En raison des plantations tardives et de la nature des sols, les 50 Paysages nourriciers n’ont pas tous produit de manière égale. « Les quantités fluctuent selon les sites et les récoltes, observe Catherine Daviaud au CCAS. Mais les gens apprécient d’avoir de beaux légumes, bio et non standardisés ». « Ça change des légumes du supermarché, confirme Katia  Bruhay. Et puis, tous ces potagers colorés dans la ville, c’est joli ». Membre de l’atelier Alisé, qui accompagne des personnes en grande précarité, à la rue ou souffrant d’addictions, elle aide chaque semaine à la distribution des cagettes. « À une période, j’ai moi-même été obligée d’aller aux Restos du cœur. Alors, ça me fait chaud au cœur de participer à un tel projet de solidarité. On se sent utile ! ».

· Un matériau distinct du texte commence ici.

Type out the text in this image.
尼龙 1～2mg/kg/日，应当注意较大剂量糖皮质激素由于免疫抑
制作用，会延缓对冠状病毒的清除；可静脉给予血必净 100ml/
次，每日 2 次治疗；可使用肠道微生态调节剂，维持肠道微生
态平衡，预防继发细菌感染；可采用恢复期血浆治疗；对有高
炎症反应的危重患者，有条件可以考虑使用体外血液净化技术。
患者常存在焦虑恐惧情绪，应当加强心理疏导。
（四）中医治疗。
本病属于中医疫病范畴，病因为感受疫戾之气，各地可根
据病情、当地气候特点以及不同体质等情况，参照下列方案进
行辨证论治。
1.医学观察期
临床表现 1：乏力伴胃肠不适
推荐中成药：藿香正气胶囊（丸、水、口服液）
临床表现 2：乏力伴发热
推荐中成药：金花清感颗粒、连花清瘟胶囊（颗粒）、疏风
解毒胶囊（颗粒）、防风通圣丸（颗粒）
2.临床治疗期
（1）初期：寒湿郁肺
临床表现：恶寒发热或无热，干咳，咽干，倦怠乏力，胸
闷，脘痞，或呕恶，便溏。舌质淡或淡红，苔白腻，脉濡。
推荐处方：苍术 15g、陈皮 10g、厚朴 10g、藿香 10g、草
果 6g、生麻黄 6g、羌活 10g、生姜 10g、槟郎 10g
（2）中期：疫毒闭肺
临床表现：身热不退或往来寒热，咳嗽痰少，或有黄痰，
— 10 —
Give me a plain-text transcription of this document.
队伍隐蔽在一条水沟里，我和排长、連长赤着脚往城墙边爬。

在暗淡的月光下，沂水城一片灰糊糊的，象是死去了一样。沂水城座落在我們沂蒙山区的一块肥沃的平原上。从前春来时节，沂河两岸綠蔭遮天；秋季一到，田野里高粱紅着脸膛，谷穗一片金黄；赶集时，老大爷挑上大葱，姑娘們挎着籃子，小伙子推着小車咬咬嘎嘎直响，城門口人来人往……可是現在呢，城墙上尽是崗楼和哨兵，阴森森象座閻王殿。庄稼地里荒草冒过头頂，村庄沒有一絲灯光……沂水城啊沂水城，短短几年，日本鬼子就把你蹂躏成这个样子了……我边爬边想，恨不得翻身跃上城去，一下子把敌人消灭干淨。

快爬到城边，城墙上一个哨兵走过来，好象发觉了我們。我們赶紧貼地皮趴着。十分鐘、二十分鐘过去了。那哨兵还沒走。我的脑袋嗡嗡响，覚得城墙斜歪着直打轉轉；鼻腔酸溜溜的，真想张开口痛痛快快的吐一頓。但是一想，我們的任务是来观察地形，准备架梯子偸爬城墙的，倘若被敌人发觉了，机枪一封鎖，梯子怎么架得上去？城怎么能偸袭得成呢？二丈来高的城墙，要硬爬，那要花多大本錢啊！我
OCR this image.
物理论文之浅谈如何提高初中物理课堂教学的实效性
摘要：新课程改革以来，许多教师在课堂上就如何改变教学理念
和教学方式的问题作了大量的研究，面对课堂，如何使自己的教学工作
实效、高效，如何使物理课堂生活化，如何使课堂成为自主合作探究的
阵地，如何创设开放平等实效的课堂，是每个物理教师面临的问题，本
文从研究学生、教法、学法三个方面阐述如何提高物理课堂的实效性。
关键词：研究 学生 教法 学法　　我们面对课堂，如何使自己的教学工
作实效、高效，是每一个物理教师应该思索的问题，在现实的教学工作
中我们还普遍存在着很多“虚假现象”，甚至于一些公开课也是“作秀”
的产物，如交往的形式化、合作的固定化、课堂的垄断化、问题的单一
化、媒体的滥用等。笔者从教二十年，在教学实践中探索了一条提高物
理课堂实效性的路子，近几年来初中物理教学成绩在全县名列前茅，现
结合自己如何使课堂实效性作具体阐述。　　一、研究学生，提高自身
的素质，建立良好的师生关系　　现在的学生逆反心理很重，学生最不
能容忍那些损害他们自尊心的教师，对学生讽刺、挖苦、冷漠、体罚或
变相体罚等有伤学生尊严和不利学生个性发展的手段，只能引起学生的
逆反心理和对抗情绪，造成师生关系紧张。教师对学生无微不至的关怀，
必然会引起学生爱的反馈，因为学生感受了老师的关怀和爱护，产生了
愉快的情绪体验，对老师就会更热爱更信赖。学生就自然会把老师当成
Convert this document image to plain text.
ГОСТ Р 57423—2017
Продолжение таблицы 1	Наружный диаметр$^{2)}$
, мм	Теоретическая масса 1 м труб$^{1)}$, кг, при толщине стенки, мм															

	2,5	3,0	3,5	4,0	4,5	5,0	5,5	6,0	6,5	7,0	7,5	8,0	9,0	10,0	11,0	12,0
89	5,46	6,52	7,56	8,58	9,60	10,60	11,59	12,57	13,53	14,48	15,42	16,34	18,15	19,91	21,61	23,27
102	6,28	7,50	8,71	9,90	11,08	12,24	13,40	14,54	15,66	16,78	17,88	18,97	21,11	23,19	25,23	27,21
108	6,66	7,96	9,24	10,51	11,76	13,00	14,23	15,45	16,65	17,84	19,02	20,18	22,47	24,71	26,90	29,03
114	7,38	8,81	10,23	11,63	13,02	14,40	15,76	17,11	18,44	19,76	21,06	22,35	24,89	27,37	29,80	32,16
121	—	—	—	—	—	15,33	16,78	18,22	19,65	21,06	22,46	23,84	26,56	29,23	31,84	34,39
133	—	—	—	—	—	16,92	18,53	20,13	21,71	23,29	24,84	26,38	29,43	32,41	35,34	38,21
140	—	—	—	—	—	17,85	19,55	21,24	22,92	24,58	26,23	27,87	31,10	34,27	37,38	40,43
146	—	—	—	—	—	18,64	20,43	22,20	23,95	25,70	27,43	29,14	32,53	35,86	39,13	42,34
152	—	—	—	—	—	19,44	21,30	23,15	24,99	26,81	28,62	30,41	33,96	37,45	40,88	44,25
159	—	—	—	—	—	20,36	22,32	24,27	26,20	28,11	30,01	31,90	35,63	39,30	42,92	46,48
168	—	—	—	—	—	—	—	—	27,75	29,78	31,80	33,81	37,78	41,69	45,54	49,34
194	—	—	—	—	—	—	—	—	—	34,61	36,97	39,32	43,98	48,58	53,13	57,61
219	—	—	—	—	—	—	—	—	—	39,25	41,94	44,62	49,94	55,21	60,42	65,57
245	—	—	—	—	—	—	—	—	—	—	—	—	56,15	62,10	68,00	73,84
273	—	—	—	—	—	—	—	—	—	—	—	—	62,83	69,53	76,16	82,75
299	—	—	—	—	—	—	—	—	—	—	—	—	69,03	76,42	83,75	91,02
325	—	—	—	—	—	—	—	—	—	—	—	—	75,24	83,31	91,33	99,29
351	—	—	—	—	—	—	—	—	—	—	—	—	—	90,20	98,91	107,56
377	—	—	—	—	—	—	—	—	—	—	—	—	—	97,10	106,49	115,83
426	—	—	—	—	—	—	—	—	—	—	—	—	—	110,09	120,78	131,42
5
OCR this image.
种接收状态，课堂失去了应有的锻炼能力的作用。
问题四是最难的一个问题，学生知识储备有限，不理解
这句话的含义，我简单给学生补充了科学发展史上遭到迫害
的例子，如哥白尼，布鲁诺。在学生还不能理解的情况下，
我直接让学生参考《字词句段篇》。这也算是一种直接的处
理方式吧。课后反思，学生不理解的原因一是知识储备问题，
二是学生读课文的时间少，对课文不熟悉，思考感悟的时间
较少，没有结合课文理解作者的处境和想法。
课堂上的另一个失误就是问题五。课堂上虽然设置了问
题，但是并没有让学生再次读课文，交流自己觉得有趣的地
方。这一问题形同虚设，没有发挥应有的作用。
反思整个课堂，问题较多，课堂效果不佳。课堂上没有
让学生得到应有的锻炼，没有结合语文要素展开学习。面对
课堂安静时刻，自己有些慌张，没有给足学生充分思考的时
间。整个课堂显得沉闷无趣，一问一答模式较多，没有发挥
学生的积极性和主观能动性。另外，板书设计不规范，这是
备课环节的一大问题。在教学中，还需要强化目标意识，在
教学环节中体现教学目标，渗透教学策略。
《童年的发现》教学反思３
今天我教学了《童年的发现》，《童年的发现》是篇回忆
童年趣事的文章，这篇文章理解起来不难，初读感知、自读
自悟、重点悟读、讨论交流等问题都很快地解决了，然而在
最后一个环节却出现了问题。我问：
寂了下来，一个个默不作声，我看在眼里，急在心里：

La demande d’aide alimentaire explose

15 h. Dans la queue qui s’est formée devant salle festive du Breil, Nathalie et sa mère ne disent pas autre chose : « Ces légumes, c’est vraiment super, ça met un peu de beurre dans les épinards. Il en faudrait encore plus ! » Derrière les tables, une quinzaine de bénévoles de l’association Vivre Libre 44 s’activent pour remplir les cabas des familles. Elles sont 130, cet après-midi là. « On assure cette distribution alimentaire tous les lundis depuis trois ans, explique Yasmina Cappato, la présidente. Nous avions 380 inscrits avant le Covid, on vient de dépasser les 650 et on enregistre 10 à 20 nouvelles inscriptions chaque semaine ». Pour faire face à la demande, les bénévoles redivisent les 90 colis fournis par la Halte du cœur. « Ça nous permet d’en donner un par mois à chaque foyer ». Chacun a sa carte de fidélité « Zéro gâchis » car, ici, l’objectif est clair : pas de gaspillage.

Manger sain et diversifié

« On avait surtout des produits transformés : lait, fromage, pizza, pain de mie, fromage… Ils étaient super contents de découvrir des légumes frais, poursuit Yasmina. C’est important  de leur permettre de bien manger, sain et diversifié, et pas seulement de manger tout court ». Chaque distribution est d’ailleurs l’occasion de proposer des idées de recettes. « La plupart des gens ne connaissent pas le pâtisson, par exemple, explique Marie-Claude. On prend le temps de leur donner quelques conseils ». En novembre, Vivre Libre 44 organisera aussi des dégustations de soupe et des ateliers avec l’association Du pain sur la planche pour apprendre à  cuisinier courges et patates douces. Car ces Paysages nourriciers n’ont pas qu’une visée solidaire. « C’est aussi l’occasion de redécouvrir les légumes, comment ils poussent, à quelle saison et leurs bienfaits pour la santé », précise Catherine Daviaud. Comme Vivre libre 44, une trentaine d'associations se sont mobilisées aux côté de la Ville pour proposer des visites des potagers, des récoltes participatives ou des repas partagés.